When funding priorities for infrastructure are discussed however, it is usually “roads and bridges” that are addressed before anyone even considers water. In turn, federal investment in water and wastewater has been declining for decades and has failed to keep pace with the challenges and demands that communities across the country are facing. States, local communities, and their ratepayers are the ones who have continuously shouldered the overwhelmingly large portion of the costs, and have stepped up to provide the needed investments for these essential water services.

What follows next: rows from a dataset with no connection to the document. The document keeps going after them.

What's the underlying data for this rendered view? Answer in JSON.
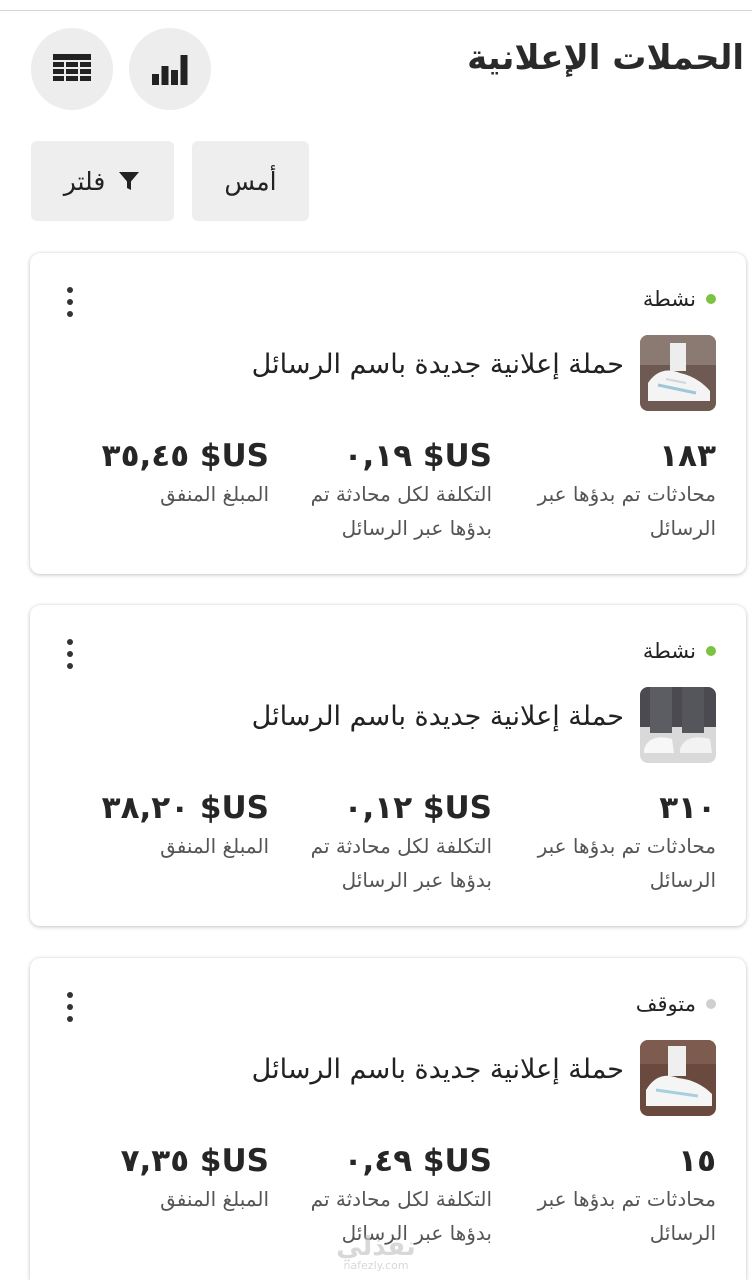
{
  "header": {
    "title": "الحملات الإعلانية",
    "chart_button_icon": "bar-chart-icon",
    "table_button_icon": "table-icon"
  },
  "toolbar": {
    "date_label": "أمس",
    "filter_label": "فلتر",
    "filter_icon": "funnel-icon"
  },
  "campaigns": [
    {
      "status": "نشطة",
      "status_color": "#7cc243",
      "name": "حملة إعلانية جديدة باسم الرسائل",
      "conversations": "١٨٣",
      "conversations_label": "محادثات تم بدؤها عبر الرسائل",
      "cost_per": "US$ ٠,١٩",
      "cost_per_label": "التكلفة لكل محادثة تم بدؤها عبر الرسائل",
      "spent": "US$ ٣٥,٤٥",
      "spent_label": "المبلغ المنفق",
      "thumbnail": "white-sneakers-image"
    },
    {
      "status": "نشطة",
      "status_color": "#7cc243",
      "name": "حملة إعلانية جديدة باسم الرسائل",
      "conversations": "٣١٠",
      "conversations_label": "محادثات تم بدؤها عبر الرسائل",
      "cost_per": "US$ ٠,١٢",
      "cost_per_label": "التكلفة لكل محادثة تم بدؤها عبر الرسائل",
      "spent": "US$ ٣٨,٢٠",
      "spent_label": "المبلغ المنفق",
      "thumbnail": "grey-pants-sneakers-image"
    },
    {
      "status": "متوقف",
      "status_color": "#cfcfcf",
      "name": "حملة إعلانية جديدة باسم الرسائل",
      "conversations": "١٥",
      "conversations_label": "محادثات تم بدؤها عبر الرسائل",
      "cost_per": "US$ ٠,٤٩",
      "cost_per_label": "التكلفة لكل محادثة تم بدؤها عبر الرسائل",
      "spent": "US$ ٧,٣٥",
      "spent_label": "المبلغ المنفق",
      "thumbnail": "white-sneakers-image"
    }
  ],
  "watermark": {
    "main": "نفذلي",
    "sub": "nafezly.com"
  }
}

This lack of federal investment will continue to contribute to breakdowns in water supply, treatment and wastewater capacity that are projected to cost manufacturers and other businesses over $7.5 trillion in lost sales and $41 trillion in loss GDP by 2040. Clean water is an essential part of every local economy, but utility leaders and local governments can no longer afford to do it alone 

After several decades of neglect, Congress recently passed a bipartisan spending bill that provided for some increased federal investments in water infrastructure. While the needed investment is still far off the mark of the more than $1 trillion needed just to maintain current levels of service for wastewater and drinking water over the next twenty years, it provided a starting point for further increases in investment. There is a great deal more work to do! 

Communities and cities cannot attract and keep business, industry or even population without adequate water resources and the technical, managerial and financial resources to manage water. During Water Week and beyond, utility leaders across America will be advocating for greater federal funding so communities have the financial support they need to provide clean water to all. Now is the time for Congress to help the communities they represent with some of their biggest needs and devote the necessary increased resources to build and maintain the critical infrastructure required to continue the delivery and treatment of clean, safe water.

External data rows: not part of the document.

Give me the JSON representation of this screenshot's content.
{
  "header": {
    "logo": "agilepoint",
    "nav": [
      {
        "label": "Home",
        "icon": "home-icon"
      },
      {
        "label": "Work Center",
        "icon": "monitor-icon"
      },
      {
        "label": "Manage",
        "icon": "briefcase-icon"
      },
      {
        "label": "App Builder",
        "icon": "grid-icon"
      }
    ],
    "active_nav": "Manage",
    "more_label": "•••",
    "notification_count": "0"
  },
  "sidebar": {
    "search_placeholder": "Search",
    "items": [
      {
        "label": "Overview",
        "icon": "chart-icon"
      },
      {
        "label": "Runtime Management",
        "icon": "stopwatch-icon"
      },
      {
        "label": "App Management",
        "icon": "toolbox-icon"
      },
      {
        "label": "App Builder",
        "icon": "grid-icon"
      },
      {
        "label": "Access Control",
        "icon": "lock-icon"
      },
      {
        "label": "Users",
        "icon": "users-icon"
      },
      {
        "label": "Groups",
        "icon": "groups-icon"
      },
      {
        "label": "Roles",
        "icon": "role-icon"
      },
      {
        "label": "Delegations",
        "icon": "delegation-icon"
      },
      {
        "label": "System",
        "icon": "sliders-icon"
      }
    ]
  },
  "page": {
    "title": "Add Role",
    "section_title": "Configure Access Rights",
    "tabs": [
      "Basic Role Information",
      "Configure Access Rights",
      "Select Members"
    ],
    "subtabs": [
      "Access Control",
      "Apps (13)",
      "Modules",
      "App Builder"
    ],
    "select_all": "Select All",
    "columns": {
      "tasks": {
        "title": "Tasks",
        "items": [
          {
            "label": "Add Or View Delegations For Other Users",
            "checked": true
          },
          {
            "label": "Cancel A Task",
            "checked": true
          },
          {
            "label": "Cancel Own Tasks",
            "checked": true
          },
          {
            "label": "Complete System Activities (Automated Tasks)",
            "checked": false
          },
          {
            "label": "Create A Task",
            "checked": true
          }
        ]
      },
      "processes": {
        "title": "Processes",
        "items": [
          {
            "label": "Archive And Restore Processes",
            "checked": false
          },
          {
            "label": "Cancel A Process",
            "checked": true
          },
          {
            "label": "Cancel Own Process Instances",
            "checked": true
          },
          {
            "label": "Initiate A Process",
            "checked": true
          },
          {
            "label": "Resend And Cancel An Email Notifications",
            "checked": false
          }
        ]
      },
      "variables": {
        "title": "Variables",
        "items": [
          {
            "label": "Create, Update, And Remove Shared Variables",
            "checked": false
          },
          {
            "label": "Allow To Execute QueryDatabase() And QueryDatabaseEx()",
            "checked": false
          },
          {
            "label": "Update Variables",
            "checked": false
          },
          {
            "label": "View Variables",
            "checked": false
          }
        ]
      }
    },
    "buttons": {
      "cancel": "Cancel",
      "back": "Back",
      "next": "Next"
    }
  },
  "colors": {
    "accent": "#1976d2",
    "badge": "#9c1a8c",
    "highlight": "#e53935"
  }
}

So, as we ponder, and sometimes complain, about the use of government funds while filing federal taxes this year, water stakeholders hope every American comes to appreciate, and even voice their support, for water investments. What investment could be more worthy?

If political leaders on Capitol Hill understand what every citizen instinctively knows to be true, then they too can be heroes in the combined effort to keep clean and safe water flowing to every community.

A fiscally balanced infrastructure plan must prioritize this country’s critical water needs.

David St. Pierre is president of the National Association of Clean Water Agencies and executive director of the Metropolitan Water Reclamation District of Greater Chicago.